Similarly, the focus in urban development on the scarcity of resources and their possible management is per se economic. With cities’ increasing competition for attention and reputation – in the symbolic and media economies – “soft”, intangible resources are becoming more and more culturally significant. In 2012 the Interdisciplinary Centre for Urban Culture and Public Space (SKuOR) is therefore aligning its efforts through the interdisciplinary combination of different viewpoints, which already exist within the Vienna UT but are fragmented and disconnected, toward the importance of a wide variety of resources to the development of public space. Identifying productive links between technological and built change and social and design progress is conducive to ensuring the protection of the use value of public and collective goods and the public character of public spaces as places where public life unfolds.

The study of material urban living conditions always involves an implicit social issue, even if many researchers are unaware of this in light of the prosperity of the Western world. Only when material provisions are at a minimum level in terms of a city’s quality of life will urban practitioners comprehend the actual privilege of their ongoing normative task: the high-quality material furnishing of urban areas, especially of public spaces and residential areas, is a core task of helping the urban population maintain satisfactory living conditions. In addition to this obligation with regard to material standards, freestyle aesthetic advances gain importance, even against the backdrop of increasing oversaturation of information and attention deficits, if the slowing down of contemporary rhythms of life in the capitalist meritocracy and freedom from stress in overstimulating urban space is to be encouraged.

Researchers are often suspicious that aesthetics are used in the service of economic enhancement and de-politicization of socio-political issues or of favoring structural social segregation in public places through the use of symbolic codes.

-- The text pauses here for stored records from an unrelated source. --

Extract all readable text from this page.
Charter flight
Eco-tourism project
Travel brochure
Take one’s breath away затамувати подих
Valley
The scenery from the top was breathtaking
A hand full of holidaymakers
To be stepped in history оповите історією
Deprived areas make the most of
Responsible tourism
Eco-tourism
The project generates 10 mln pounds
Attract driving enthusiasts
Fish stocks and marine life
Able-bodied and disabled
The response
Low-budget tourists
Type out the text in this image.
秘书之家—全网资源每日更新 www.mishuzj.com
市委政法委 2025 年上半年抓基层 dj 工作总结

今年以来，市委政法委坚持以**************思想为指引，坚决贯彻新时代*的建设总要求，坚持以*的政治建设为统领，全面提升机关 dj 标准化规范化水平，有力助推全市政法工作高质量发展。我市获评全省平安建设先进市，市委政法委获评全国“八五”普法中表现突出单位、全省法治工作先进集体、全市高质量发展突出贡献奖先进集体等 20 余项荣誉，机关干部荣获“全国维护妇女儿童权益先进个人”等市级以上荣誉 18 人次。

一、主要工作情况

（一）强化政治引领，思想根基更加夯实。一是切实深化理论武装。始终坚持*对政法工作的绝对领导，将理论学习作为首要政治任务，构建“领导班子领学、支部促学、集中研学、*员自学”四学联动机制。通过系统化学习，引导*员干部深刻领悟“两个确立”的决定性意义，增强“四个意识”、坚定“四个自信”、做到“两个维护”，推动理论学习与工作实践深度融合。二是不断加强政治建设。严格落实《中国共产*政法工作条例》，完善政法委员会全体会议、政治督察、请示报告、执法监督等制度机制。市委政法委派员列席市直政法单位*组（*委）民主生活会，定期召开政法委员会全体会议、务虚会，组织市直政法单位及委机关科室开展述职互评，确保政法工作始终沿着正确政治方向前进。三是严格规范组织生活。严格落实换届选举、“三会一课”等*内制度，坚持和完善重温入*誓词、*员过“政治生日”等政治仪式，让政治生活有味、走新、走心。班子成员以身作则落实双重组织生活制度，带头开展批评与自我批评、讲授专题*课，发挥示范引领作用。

On the other hand, aesthetics have far-reaching effects on perception and carry meaning in the built environment that reflects the values ​​and traditions of urban society. In public space, a wide range of aesthetic perception comes into play: beyond the aesthetics of the everyday and of high culture, aesthetics in general speaks to subtlety, and therefore to the experiences and feelings of the people – their emotions. Used cleverly, in the optimal scenario, aesthetic standards can be used in the service of urban society to establish meaning, to stimulate well-being, and to sustainably engage new technologies in a broader sense – not just for the majority of voters.

The theme in 2012, “Urban culture, public space, and resources – Aesthetics and materiality”, therefore refers to the many understandings of the materials from which public space is structurally arranged and built, as well as of the materiality of urban-cultural interventions. Abstractly speaking, we are concerned with the material production of space as a facet of the social production of space, an area where aesthetics can be given a particular, albeit ambivalent, role. At the same time, aesthetic change is an essential analytical starting point in urban studies for research into the widely varying phenomena of social change.

Therefore, in 2012, the Interdisciplinary Centre for Urban Culture and Public Space has chosen an interdisciplinary approach with the goal of bringing together the diverse expertise of heterogeneous faculty and staff at Vienna UT. Within our institution we are working across disciplines, occupations, and subject areas in order to gain knowledge about new technologies for public space and for urban-cultural interventions. Similarly, we would like to address the broad social embedding of technical innovation and sustainable materiality within the context of cultural and sociological insights and criticism. Finally, aesthetics can also serve as a social-scientific approach to knowledge production in urban planning and to advance insights in urban research; thus, it represents a connection to the other year’s themes.